A common example is a simple check: if a required header is missing, reject the request right away.

app.Use(async (context, next) =>
{
    if (!context.Request.Headers.ContainsKey("X-Api-Key"))
    {
        context.Response.StatusCode = 401; // Unauthorized
        await context.Response.WriteAsync("Missing API key");
        return; // do NOT call next — short-circuit here
    }
 
    await next(context);
});

The return after writing the response is the key. It stops the line. The endpoint below never runs. This is exactly how things like authorization and rate limiting protect your app.

A complete mental model

Let us put the whole picture together in one diagram. A request enters, flows down through your middleware, hits the endpoint, and the response flows back up. Any middleware can stop the flow early.

If you can read that diagram and explain it to a friend, you truly understand middleware. The request goes in, the response comes out, and at any point a middleware can either pass the tiffin along or stop the line.

A few friendly tips

• Add middleware in the right order. When something behaves oddly, check the order first.
• Put your error handler near the top so it wraps everything below.
• Always remember to call await next(context) unless you mean to stop on purpose.
• Keep each middleware focused on one job. Small pieces are easier to test and reuse.
• For logic that needs a database or other scoped service, prefer the IMiddleware style or pass the service into InvokeAsync.
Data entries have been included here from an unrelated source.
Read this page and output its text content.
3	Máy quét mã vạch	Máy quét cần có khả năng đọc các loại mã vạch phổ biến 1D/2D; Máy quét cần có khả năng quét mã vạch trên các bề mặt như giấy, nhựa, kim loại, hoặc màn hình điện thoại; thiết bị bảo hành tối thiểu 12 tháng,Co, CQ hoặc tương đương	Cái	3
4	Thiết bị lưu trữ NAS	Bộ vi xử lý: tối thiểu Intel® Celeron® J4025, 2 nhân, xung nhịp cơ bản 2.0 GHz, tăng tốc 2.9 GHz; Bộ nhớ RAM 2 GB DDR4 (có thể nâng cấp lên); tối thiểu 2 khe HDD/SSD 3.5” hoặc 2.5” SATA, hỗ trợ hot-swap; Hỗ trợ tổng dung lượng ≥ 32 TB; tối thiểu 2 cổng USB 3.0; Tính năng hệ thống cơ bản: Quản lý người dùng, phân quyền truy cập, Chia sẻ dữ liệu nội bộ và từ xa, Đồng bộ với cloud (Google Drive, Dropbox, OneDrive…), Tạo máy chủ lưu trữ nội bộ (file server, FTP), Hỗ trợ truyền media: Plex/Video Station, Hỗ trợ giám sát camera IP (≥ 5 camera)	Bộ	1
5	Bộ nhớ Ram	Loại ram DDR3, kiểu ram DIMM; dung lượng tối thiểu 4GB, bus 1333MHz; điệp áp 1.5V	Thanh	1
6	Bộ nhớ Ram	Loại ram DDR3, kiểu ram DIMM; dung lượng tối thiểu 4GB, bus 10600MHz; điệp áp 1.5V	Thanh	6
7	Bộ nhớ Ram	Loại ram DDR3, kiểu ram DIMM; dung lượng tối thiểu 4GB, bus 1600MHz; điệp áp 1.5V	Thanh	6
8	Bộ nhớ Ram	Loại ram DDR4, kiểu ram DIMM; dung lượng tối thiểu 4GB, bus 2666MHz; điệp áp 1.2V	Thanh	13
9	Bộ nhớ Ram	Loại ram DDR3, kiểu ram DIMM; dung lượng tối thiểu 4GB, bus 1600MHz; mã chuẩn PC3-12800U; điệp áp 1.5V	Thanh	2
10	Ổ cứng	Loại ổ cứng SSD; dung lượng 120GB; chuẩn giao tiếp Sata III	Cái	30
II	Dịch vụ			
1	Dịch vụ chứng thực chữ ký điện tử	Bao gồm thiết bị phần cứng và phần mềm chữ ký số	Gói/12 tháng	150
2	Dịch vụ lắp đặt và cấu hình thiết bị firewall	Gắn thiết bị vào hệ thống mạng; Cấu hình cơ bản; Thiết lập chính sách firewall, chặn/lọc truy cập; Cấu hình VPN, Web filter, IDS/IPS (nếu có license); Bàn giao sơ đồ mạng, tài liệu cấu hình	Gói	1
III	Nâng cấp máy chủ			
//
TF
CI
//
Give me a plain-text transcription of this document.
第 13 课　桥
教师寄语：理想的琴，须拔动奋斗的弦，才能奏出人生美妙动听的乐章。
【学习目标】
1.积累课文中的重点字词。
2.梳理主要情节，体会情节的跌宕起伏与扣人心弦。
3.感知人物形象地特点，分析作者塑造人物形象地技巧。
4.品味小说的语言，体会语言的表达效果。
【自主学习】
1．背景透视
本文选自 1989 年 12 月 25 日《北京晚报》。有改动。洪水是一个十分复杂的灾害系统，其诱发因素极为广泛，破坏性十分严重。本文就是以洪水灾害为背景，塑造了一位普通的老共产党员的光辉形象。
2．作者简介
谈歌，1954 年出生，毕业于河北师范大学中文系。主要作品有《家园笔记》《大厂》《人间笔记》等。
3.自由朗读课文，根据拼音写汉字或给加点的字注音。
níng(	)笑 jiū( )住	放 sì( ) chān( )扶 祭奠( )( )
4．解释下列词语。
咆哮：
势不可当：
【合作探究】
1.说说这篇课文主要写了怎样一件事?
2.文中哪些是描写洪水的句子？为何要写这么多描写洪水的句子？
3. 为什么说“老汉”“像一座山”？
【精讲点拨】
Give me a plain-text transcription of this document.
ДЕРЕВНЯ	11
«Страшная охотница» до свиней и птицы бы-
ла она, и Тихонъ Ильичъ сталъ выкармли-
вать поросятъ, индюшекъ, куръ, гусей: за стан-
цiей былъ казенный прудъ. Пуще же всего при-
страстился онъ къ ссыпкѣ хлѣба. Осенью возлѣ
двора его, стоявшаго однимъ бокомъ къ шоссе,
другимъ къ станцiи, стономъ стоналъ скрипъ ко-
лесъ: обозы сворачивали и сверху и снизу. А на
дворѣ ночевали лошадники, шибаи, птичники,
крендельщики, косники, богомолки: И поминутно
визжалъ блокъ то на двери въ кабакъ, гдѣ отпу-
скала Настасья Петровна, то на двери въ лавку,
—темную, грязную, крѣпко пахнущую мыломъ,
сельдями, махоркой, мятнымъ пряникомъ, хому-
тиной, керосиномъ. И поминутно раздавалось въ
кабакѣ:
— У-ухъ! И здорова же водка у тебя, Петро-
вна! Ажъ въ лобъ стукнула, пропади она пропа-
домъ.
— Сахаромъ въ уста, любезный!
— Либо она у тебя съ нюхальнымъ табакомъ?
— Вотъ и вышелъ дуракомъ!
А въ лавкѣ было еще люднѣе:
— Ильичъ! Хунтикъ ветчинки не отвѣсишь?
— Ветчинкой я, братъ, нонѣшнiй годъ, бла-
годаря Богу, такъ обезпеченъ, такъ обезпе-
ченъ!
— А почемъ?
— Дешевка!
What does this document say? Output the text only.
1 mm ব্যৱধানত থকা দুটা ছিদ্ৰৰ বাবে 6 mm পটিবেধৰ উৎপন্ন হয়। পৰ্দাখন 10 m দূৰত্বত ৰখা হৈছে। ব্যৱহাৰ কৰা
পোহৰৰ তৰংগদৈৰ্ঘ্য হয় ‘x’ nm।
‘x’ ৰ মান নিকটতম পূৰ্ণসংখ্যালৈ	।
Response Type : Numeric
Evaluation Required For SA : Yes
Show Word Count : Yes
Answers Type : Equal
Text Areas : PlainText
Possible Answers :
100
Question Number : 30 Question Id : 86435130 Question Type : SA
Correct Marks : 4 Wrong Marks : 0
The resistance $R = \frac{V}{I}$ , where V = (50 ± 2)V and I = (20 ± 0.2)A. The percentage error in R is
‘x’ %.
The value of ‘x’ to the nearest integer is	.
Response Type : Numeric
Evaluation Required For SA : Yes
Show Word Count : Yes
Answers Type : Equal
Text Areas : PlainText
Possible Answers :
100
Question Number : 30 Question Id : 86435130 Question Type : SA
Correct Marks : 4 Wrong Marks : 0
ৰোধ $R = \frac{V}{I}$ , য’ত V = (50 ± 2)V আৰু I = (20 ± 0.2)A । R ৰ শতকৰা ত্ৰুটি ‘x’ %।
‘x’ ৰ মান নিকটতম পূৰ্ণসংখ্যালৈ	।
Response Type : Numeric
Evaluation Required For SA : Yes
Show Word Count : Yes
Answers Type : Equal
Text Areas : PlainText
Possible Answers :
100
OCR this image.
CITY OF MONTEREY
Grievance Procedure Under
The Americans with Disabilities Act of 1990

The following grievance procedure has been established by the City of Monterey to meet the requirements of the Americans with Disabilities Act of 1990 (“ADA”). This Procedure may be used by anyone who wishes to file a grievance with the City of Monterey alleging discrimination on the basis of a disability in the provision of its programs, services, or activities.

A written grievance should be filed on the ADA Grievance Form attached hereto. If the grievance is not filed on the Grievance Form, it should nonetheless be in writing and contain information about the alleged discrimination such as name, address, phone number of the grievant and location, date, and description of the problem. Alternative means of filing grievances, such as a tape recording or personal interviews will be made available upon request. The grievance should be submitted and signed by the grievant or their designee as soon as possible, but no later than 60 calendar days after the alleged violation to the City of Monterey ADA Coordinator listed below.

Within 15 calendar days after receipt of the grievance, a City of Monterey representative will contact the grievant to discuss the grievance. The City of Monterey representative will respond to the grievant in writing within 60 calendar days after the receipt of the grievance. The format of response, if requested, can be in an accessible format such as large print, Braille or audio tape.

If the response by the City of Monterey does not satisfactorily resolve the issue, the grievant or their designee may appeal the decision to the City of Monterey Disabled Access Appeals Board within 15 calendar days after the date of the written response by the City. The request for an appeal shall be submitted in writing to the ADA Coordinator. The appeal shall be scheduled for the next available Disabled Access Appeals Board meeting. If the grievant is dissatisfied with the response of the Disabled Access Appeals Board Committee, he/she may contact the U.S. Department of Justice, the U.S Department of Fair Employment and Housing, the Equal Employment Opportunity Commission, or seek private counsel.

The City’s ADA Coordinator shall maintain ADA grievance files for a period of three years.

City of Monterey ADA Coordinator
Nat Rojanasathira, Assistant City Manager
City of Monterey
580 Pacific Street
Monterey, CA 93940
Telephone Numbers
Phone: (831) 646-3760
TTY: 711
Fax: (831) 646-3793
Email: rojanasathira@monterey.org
References and further reading

• ASP.NET Core Middleware — Microsoft Learn
• Write custom ASP.NET Core middleware — Microsoft Learn
• Factory-based middleware activation (IMiddleware) — Microsoft Learn
• Middlewares in ASP.NET Core — The Complete Guide (codewithmukesh)
• Order of ASP.NET Core Middlewares is really Important (Sriram Kumar Mannava)

Quick recap

• Middleware is a line of helpers that every request passes through, like a tiffin moving through many hands.
• Each middleware can do work before and after calling the next one, giving the pipeline its in-and-out (onion) shape.
• Use does work and passes control on, Run ends the line, and Map branches by path.
• Order matters: middleware runs top to bottom on the way in, and reverse on the way out. Put error handling near the top, and authentication before authorization.
• You can write middleware three ways: an inline lambda, a convention-based class with InvokeAsync, or a factory-based class implementing IMiddleware.
• Short-circuiting means a middleware writes a response and skips next, stopping the request early — exactly how auth and rate limiting protect your app.